Son olarak bu çalışmalarda hangi ülke nasıl davranmış bir de ona göz atalım;
- Brezilya, Hindistan ve Çin de dahil olmak üzere gelişmekte olan büyük ülkeler, önerilen hedeflerin bazılarını “gerçekçi olmayan” olarak gördüklerini ve deniz taşımacılığının karbonsuzlaştırmanın getirebileceği ekonomik yükten korktuklarını açıkça belirttiler.
- Anlaşmanın ardından taraflar, tüm tarafların önemli tavizler verildiğini hissettiğini açıkça belirten açıklamalar yaptılar.
- Kendilerini kilit meseleler üzerinde çatışırken bulan Pasifik adaları ve Latin Amerika ülkeleri, esneklikleri için birbirlerine teşekkür ettiler.

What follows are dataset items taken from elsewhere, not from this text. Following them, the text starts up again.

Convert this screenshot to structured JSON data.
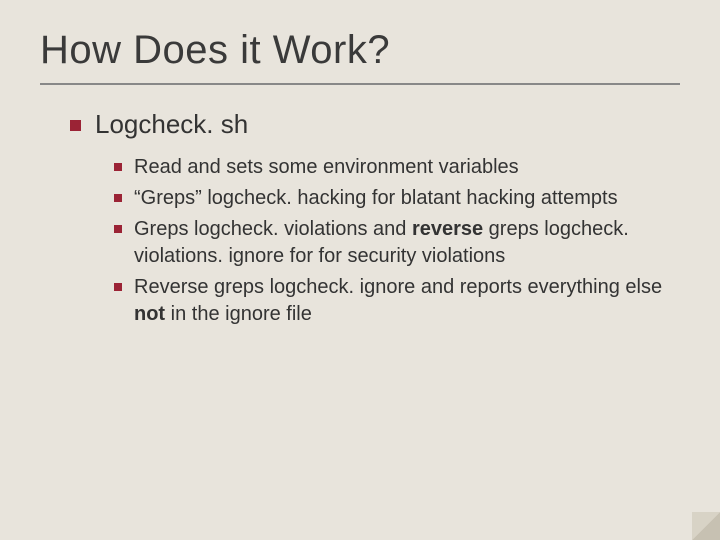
{
  "title": "How Does it Work?",
  "level1": {
    "text": "Logcheck. sh"
  },
  "level2": [
    {
      "text": "Read and sets some environment variables"
    },
    {
      "text": "“Greps” logcheck. hacking for blatant hacking attempts"
    },
    {
      "pre": "Greps logcheck. violations and ",
      "bold": "reverse",
      "post": " greps logcheck. violations. ignore for for security violations"
    },
    {
      "pre": "Reverse greps logcheck. ignore and reports everything else ",
      "bold": "not",
      "post": " in the ignore file"
    }
  ]
}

- Genel olarak iyi niyete rağmen, bazıları yine de hoşnutsuzluklarını dile getirdiler. Örneğin Hindistan temsilcisi, Çin ve diğerleri tarafından dile getirilen endişeleri yineleyerek, "bu heyet gerçekçi olmayan hedeflerle ilgili endişelerini sürdürüyor" dedi.
- Fiji, Marshall Adaları, Solomon Adaları ve Vanuatu, 2030 için %37 emisyon azaltma hedefi ve 2040 için %96 azaltma hedefi önerdi.
- Büyük bir gemi üreticisi olan Japonya, 2040 yılına kadar sadece %50'lik bir kesinti önerdi.
- Bu arada, Suudi Arabistan, Çin ve Birleşik Arap Emirlikleri (BAE) gibi büyük fosil yakıt üreticilerini içeren ağırlıklı olarak büyük, gelişmekte olan ekonomilerden oluşan bir grup, "tercihen yüzyılın ortalarında ve bu yüzyılın sonundan önce" net sıfır hedefi içeren bir teklif sundu .
Türkiye elbette yok bu ülkeler içinde ama Türkiye’de de gelişmeler var. Örneğin tam şu sıralar yazının son kontrollerini yaparken ben, Muğla Milas’daki Akbelen ormanları kesilmesi için “JANDARMA ve TOMALAR bölgeye geldi” haberini aldım. (24 Temmuz Pazartesi Saat 05.30) Belki de o jandarma erlerinden birinin annesi Çarşamba günü yaşanacak rekor sıcaklıkta hayatını kaybedecek haberi yok.